Reading and References

Bartneck, C., Kulić, D., Croft, E. and Zoghbi, S. (2009) Measurement Instruments for the Anthropomorphism, Animacy, Likeability, Perceived Intelligence, and Perceived Safety of Robots. International Journal of Social Robotics. 1 (1), pp. 71–81. doi:10.1007/s12369-008-0001-3.

Breazeal, C. (2003) Toward sociable robots. Robotics and Autonomous Systems. 42 (3-4), pp. 167–175. doi:10.1016/S0921-8890(02)00373-1.

Goodrich, M.A. and Schultz, A.C. (2007) Human-Robot Interaction: A Survey. Foundations and Trends® in Human-Computer Interaction. 1 (3), pp. 203–275. doi:10.1561/1100000005.

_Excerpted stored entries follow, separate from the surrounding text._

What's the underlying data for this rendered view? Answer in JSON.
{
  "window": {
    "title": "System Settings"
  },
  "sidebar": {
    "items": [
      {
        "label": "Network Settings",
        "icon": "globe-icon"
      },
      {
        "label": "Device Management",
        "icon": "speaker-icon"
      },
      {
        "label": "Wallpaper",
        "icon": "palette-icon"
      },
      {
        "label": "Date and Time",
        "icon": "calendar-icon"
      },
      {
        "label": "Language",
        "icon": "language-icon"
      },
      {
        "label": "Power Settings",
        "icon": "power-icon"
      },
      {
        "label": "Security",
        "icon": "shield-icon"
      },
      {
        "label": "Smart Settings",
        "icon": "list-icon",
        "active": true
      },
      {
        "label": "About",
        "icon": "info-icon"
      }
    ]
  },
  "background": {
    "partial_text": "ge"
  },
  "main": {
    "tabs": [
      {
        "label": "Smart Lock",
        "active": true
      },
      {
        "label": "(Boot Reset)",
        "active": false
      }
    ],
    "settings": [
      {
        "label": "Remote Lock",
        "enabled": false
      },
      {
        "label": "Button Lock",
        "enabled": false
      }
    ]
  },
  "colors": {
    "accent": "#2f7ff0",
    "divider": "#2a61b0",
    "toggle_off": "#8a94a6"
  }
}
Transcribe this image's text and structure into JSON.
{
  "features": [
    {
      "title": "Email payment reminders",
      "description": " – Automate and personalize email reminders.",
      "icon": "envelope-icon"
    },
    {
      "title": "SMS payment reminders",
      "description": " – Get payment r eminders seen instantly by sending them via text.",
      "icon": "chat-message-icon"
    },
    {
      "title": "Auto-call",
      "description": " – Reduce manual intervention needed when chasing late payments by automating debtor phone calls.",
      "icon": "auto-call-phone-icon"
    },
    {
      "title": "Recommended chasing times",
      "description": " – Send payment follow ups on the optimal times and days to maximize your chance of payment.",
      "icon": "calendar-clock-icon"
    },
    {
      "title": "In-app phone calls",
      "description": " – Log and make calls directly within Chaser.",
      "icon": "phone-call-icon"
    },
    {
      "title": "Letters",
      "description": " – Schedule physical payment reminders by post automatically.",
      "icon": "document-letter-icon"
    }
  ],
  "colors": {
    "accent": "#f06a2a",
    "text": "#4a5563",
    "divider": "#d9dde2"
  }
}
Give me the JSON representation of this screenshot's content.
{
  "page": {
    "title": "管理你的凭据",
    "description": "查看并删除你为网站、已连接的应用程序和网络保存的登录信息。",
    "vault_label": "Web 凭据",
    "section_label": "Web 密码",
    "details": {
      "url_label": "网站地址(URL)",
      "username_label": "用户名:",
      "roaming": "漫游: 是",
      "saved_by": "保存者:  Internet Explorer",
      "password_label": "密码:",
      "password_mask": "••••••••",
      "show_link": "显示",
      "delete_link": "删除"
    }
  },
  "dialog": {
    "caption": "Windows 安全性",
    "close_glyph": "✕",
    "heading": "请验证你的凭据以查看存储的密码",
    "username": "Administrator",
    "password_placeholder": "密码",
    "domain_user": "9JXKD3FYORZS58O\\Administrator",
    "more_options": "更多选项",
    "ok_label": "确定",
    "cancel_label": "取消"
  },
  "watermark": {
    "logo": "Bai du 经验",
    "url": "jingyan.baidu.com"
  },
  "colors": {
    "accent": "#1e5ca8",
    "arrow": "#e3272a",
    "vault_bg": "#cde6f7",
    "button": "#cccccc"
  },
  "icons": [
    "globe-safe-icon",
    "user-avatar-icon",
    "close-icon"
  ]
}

Vinciarelli, A., Pantic, M., Heylen, D., Pelachaud, C., Poggi, I., Errico, F. D’ and Schroeder, M. (2012) Bridging the Gap between Social Animal and Unsocial Machine: A Survey of Social Signal Processing. IEEE Transactions on Affective Computing. 3 (1), pp. 69–87. doi:10.1109/T-AFFC.2011.27.

Young, J.E., Sung, J., Voida, A., Sharlin, E., Igarashi, T., Christensen, H.I. and Grinter, R.E. (2011) Evaluating Human-Robot Interaction. International Journal of Social Robotics. 3 (1), pp. 53–67. doi:10.1007/s12369-010-0081-8.